When I joined N26, I learned that regulation isn't just a burden--it's a secret weapon. European founders who embrace compliance build trust that's impossible to copy, turning constraints into their biggest advantage.
When I joined N26 as CTO, my first real job had nothing to do with building an app. I was asked to help get a banking license and build a core banking system from scratch. I had never worked in finance and had never sat across from a regulator.
For months, the work felt slow and heavy, full of requirements I didn't understand and couldn't shortcut. This, I thought, was the part of building in Europe that everyone had warned me about. I was wrong about what that experience was teaching me.
### The Real Lesson Hidden in the Rules
A few years later, I built Vivy, a digital health platform handling sensitive medical data for dozens of insurers. Health data is about as regulated as it gets, and again my instinct was to treat the constraints as a tax on speed. Over time, I saw them differently. The rules were pushing us to build something genuinely hard to build, and even harder to copy: trust.
Let me be honest about the cost, because pretending it doesn't exist helps no one. The 2024 Draghi report on European competitiveness found that more than 60% of EU companies see regulation as an obstacle to investment, and 55% of small and medium-sized companies name regulatory burden as their single biggest challenge. Fragmented rules across 27 member states, slow processes, and uneven enforcement are a real drag. Founders feel it every week.
Anyone who tells you regulation is simply a gift has never tried to deliver under it. But the part that often gets missed is what those same constraints do to a company that takes them seriously.
### Why Trust Becomes Your Moat
In most consumer software, the buyer mainly asks whether your product is good. In regulated markets like FinTech and HealthTech, the buyer carries a heavier question: Can they trust you with their customers' money or their patients' records? Will you still be standing, and compliant, in five years?
A hospital, a bank, or an insurer buys that confidence as much as any feature. A startup that has absorbed the rules into how it builds takes that fear off the table. A faster competitor can't simply bolt that on later. That was the key lesson for me, and this is where Europe underrates itself.
### The American Speed Trap
American startups are often admired for moving first and asking permission later. That works well until the product touches money, health, children, or critical infrastructure. Then the missing trust becomes very expensive.
Consider 23andMe. The genetics company marketed health reports to consumers for years, but in 2013, the US Food and Drug Administration ordered it to stop selling them until it could prove the tests were valid. It pulled its health product for nearly two years to complete the regulatory work it had tried to skip. The cost? Millions in lost revenue and a shattered reputation.
### What European Founders Should Actually Do
If you're building in Europe right now, here's my advice:
- Embrace the rules as a design constraint, not a blocker. They force you to think deeply about security and compliance from day one.
- Invest in compliance early.

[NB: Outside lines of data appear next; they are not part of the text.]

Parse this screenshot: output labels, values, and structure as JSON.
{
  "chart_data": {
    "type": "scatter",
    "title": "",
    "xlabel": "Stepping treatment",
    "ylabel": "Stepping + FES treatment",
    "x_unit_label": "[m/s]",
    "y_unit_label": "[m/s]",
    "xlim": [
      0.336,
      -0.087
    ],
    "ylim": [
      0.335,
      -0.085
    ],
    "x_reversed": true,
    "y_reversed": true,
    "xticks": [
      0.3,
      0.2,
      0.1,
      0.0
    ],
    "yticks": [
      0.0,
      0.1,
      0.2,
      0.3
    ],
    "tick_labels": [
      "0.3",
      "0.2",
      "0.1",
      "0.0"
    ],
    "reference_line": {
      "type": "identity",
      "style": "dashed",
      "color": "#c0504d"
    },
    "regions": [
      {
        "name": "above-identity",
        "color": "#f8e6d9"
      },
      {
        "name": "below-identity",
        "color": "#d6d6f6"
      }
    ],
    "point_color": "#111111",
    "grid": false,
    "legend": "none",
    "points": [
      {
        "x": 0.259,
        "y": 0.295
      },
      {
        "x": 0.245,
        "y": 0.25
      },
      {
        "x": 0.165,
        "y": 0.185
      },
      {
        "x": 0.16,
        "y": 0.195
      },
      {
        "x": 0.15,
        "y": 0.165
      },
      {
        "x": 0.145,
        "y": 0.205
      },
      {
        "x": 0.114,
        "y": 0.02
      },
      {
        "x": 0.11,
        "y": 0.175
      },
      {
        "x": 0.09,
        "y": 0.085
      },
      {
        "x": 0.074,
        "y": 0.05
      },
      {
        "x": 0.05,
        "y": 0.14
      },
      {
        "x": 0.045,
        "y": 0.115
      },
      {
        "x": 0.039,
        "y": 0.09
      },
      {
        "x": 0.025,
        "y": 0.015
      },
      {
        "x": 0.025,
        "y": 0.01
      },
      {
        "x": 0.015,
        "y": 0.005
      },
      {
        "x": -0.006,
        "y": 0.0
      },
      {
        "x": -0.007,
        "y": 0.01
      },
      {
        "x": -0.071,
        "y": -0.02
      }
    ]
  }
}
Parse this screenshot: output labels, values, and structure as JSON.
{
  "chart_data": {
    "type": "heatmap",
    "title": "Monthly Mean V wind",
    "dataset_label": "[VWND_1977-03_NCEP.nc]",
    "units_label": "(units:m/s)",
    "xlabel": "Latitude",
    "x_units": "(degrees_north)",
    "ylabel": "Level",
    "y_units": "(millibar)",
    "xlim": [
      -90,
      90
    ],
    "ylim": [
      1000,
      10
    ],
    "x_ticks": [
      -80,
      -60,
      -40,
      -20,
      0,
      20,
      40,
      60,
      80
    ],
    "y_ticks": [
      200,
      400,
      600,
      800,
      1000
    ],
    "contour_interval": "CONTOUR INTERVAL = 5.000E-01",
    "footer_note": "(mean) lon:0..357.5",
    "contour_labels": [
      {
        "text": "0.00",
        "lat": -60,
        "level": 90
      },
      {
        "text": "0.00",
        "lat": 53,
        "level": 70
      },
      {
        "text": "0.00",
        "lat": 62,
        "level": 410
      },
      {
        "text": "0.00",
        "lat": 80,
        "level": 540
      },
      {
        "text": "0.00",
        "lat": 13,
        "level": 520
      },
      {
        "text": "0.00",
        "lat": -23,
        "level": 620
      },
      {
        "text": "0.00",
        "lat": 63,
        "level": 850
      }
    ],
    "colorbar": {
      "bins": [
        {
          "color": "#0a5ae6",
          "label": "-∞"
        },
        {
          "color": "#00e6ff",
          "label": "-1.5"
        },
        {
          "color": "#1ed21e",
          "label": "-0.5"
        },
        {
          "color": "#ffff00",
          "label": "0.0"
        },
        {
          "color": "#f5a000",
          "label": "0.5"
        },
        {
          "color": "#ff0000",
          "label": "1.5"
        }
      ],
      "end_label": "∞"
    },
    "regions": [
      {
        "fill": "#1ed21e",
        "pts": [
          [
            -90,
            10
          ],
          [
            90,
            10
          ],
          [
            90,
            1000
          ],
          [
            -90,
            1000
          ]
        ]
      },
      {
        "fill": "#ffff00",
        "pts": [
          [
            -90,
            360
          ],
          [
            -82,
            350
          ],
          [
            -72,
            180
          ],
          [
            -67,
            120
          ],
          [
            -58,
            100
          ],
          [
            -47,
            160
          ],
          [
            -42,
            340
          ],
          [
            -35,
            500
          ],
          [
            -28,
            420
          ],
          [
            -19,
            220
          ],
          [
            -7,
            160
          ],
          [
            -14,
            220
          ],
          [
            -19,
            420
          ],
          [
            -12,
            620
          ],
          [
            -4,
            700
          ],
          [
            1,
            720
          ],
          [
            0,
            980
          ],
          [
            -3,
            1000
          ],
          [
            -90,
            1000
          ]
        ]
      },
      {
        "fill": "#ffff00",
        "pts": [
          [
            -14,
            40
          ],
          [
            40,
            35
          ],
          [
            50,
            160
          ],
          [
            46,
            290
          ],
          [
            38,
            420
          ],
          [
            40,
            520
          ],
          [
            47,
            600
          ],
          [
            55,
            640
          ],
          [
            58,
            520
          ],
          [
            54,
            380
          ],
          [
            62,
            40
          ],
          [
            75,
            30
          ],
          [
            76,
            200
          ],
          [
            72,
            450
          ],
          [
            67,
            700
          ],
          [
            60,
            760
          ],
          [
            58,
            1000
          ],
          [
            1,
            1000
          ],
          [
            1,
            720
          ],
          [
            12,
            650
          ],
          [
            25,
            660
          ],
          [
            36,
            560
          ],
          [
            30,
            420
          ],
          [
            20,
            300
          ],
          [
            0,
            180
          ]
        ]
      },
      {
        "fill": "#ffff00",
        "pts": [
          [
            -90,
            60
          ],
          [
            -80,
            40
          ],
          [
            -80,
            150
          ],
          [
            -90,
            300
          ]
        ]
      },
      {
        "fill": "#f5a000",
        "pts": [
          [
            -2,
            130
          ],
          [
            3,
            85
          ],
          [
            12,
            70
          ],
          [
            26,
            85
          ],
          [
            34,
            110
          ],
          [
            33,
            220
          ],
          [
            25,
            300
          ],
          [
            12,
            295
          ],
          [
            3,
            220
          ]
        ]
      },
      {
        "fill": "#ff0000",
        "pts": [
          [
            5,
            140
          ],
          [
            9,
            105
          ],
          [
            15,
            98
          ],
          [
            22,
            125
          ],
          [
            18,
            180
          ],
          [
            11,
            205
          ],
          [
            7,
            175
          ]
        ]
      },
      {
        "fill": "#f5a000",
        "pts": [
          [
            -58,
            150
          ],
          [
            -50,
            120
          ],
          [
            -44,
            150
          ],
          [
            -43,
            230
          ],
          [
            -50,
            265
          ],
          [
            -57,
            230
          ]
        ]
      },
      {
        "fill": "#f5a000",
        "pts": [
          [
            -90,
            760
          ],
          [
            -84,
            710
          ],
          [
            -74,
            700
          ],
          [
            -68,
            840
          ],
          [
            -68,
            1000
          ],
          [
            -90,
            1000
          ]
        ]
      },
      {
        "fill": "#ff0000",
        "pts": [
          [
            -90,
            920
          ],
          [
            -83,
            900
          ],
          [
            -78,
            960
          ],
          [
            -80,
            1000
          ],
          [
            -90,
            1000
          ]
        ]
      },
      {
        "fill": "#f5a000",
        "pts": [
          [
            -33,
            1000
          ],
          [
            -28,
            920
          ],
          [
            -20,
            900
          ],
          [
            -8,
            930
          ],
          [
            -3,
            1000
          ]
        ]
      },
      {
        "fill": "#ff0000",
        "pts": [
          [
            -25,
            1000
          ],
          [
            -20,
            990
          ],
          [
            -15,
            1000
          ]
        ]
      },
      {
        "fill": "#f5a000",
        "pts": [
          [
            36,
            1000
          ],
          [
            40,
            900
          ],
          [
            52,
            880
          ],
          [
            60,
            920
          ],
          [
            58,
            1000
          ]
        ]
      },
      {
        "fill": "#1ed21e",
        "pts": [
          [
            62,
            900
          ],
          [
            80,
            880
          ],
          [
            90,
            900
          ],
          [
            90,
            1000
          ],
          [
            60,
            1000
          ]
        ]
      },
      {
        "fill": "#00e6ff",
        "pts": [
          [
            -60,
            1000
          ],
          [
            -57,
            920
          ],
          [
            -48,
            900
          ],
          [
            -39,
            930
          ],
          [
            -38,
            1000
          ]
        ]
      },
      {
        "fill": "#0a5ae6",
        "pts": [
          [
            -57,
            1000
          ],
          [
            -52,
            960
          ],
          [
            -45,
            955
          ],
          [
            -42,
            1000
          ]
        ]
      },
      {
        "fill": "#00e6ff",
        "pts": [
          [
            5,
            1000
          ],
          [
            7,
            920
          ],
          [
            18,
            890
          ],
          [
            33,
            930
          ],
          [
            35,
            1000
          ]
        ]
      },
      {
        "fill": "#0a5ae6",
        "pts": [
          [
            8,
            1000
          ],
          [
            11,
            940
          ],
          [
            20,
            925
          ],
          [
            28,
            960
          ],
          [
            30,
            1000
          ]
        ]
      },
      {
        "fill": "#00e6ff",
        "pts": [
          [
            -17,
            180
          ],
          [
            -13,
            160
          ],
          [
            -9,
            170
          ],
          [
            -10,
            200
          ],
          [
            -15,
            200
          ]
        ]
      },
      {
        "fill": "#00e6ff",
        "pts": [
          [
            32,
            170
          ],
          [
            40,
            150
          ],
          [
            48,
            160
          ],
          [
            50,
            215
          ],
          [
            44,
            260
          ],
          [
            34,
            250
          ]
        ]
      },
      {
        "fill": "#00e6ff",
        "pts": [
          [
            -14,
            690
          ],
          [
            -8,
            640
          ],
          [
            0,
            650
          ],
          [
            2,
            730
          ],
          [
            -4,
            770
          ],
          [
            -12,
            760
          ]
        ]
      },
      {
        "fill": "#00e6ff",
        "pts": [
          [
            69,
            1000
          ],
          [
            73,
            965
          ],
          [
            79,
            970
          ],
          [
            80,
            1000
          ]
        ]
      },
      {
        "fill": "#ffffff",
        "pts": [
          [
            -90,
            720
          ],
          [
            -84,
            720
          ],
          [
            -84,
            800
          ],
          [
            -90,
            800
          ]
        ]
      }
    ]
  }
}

It's cheaper than fixing it later, and it builds a moat that's hard to replicate.
- Remember that trust is transferable. Once you know how to ship a compliant product without losing your sanity, you can do it again in the next regulated category.
### The AI Opportunity
The same argument is about to repeat itself with AI. The EU AI Act, the first comprehensive law of its kind, is being phased in over the next few years. The heaviest obligations land on high-risk uses in areas like hiring, finance, and health. I hear founders describe it the way I once described that banking license: a brake, a burden, a reason Europe will fall behind.
I understand the frustration, but I'd ask them to look one step further. The companies that learn to build AI that is transparent, well-governed, and safe will win the regulated sectors where AI is audited and paid for. In AI too, trust is becoming the product.
None of this means the rules should stay as they are. The Draghi report is right that the burden needs to fall, that rules should be simpler, and that enforcement should be consistent across the EU. But for founders willing to do the hard work, the payoff is real: a defensible business built on something no competitor can copy overnight.